DC Colorado also supports the Durning Laboratory and Fleming Active Learning Laboratory in the ME Department, where students design and build hardware for their projects. DC Colorado provides infrastructure for many hands-on design classes, including Computer-Aided Design and Fabrication, Component Design, Senior Design, Graduate Design, and more. Visit the DCC website here.
Industry sponsors pay a fee of $16k for undergraduate and $20K for graduate projects.
Portions of the budget go to student project budgets, and to help support the Durning Laboratory and Fleming Active Learning Laboratory in the Department of Mechanical Engineering, where students design and build hardware for their projects.
Sponsors are asked to provide an Industry Mentor who can commit 10 hours per semester to support the student team. These hours are typically dedicated to weekly meetings with the students.
Sponsors benefit from students’ fresh ideas, gain an edge in recruiting top students to their company, and obtain a working piece of hardware at the end of the project. A company’s investment also can result in a competitive advantage, with the company retaining exclusive rights to the intellectual property developed.
Each student team will commit more than 1,500 hours to the project.
Students gain valuable experience working with professional engineers.
Students may work in the Durning Laboratory, the Fleming Active Learning Laboratory, or the college’s state-of-the-art Integrated Teaching and Learning Laboratory. If desired, students may also work at the sponsor's work site.
Students work within time and materials budgets, while gaining experience with industry procedures such as writing purchase orders and meeting deadlines under pressure.

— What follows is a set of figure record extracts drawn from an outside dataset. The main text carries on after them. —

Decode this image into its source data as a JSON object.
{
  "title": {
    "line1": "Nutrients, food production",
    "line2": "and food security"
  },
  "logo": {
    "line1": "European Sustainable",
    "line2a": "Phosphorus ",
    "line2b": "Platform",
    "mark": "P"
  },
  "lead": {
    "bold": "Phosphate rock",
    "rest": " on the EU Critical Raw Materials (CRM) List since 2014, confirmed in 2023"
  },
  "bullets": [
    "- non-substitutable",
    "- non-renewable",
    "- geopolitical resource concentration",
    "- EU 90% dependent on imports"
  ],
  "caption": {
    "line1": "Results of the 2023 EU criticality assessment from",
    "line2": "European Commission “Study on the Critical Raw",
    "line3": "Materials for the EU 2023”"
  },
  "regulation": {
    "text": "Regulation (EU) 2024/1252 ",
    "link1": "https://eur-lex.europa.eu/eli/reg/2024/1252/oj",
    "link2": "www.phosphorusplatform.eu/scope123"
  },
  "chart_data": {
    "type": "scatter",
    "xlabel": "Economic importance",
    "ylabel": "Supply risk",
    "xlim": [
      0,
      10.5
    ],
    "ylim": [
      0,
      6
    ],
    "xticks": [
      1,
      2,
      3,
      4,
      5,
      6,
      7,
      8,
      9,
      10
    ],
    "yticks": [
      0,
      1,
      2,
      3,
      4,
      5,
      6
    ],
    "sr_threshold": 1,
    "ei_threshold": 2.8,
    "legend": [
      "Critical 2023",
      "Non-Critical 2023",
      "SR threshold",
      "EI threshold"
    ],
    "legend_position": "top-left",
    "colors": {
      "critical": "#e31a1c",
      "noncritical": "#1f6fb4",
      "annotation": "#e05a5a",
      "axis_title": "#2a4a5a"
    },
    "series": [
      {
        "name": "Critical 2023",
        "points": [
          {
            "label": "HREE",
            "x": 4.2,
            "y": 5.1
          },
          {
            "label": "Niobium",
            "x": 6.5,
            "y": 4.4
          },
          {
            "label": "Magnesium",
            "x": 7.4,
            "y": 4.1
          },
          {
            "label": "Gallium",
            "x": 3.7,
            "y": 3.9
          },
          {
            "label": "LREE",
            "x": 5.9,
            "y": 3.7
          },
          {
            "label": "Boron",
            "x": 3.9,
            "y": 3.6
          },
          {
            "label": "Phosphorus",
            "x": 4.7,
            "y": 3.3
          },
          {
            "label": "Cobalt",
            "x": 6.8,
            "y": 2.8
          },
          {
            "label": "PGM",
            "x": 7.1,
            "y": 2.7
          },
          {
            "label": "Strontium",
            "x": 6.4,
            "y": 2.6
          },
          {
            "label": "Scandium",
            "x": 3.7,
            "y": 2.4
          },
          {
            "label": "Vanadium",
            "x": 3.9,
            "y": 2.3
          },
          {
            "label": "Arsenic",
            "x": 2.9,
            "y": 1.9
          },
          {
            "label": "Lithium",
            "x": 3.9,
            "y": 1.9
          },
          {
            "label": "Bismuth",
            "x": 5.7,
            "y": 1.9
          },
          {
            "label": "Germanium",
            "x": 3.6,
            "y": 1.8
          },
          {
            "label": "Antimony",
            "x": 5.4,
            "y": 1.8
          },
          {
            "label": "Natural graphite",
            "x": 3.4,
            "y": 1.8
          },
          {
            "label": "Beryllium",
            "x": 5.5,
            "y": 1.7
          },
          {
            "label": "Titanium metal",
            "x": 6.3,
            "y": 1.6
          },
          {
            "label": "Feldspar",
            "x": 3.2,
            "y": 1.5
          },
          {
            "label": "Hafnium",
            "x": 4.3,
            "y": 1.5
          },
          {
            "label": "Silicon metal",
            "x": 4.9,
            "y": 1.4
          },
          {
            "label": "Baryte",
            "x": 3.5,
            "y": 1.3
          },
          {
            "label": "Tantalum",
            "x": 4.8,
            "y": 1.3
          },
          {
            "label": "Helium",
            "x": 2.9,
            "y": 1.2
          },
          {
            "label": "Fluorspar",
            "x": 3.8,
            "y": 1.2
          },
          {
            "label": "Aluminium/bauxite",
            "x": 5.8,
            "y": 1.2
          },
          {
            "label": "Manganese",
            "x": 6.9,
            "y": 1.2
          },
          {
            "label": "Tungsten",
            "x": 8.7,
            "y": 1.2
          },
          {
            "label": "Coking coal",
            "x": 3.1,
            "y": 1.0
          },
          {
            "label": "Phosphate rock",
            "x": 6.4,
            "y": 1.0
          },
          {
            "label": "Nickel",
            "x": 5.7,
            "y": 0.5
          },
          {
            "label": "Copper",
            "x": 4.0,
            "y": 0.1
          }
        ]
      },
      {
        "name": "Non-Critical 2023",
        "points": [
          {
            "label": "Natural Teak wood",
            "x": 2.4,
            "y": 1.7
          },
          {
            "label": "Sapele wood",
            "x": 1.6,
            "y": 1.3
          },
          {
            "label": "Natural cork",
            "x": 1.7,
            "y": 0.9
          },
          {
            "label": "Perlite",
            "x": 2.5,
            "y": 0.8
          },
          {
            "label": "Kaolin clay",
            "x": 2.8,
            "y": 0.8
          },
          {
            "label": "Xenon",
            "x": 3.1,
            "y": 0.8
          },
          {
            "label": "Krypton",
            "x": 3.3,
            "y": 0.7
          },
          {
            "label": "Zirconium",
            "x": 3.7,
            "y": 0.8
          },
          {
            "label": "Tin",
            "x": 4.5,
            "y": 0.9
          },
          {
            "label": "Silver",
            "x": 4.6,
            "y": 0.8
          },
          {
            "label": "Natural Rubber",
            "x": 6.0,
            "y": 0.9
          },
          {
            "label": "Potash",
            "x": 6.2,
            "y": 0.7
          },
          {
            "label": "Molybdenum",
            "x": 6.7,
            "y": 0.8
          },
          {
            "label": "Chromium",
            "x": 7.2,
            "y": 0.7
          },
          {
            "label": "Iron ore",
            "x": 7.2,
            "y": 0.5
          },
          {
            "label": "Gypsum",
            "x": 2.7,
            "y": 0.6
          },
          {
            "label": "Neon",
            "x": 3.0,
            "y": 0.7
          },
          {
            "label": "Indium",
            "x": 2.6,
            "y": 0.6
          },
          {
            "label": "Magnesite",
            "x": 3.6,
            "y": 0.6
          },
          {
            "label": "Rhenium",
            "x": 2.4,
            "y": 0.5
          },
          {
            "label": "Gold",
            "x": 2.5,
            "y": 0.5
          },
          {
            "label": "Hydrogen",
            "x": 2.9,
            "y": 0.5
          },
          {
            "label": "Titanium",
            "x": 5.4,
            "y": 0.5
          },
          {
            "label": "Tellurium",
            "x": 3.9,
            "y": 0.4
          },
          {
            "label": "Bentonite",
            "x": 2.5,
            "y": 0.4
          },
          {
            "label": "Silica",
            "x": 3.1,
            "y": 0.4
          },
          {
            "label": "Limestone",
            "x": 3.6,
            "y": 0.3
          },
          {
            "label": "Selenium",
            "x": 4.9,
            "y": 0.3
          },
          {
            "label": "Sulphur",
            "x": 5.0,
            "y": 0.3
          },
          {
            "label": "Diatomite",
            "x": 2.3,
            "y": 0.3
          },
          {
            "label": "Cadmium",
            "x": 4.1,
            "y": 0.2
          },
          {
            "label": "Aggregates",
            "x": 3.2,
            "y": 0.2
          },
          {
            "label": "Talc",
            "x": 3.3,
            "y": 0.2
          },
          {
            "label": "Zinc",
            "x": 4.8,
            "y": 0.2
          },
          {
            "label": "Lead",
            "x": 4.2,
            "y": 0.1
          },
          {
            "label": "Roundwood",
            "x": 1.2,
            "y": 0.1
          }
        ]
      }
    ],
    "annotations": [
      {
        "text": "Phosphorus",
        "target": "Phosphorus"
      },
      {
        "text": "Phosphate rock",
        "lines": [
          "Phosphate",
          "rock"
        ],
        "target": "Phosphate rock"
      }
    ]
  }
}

Each year, student teams submit approximately four written reports and as many oral presentations on product development and testing.
The engineering Faculty Advisor will devote over 40 hours to supervising the sponsored student team throughout the academic year.
The Faculty Advisor assists student teams in understanding and executing the design process.
The Faculty Advisor serves as at the primary point of contact for academic topics. (schedule, deliverables, grading, etc.)
The Faculty Advisor ensures that student teams meet the academic course goals and company's project goals.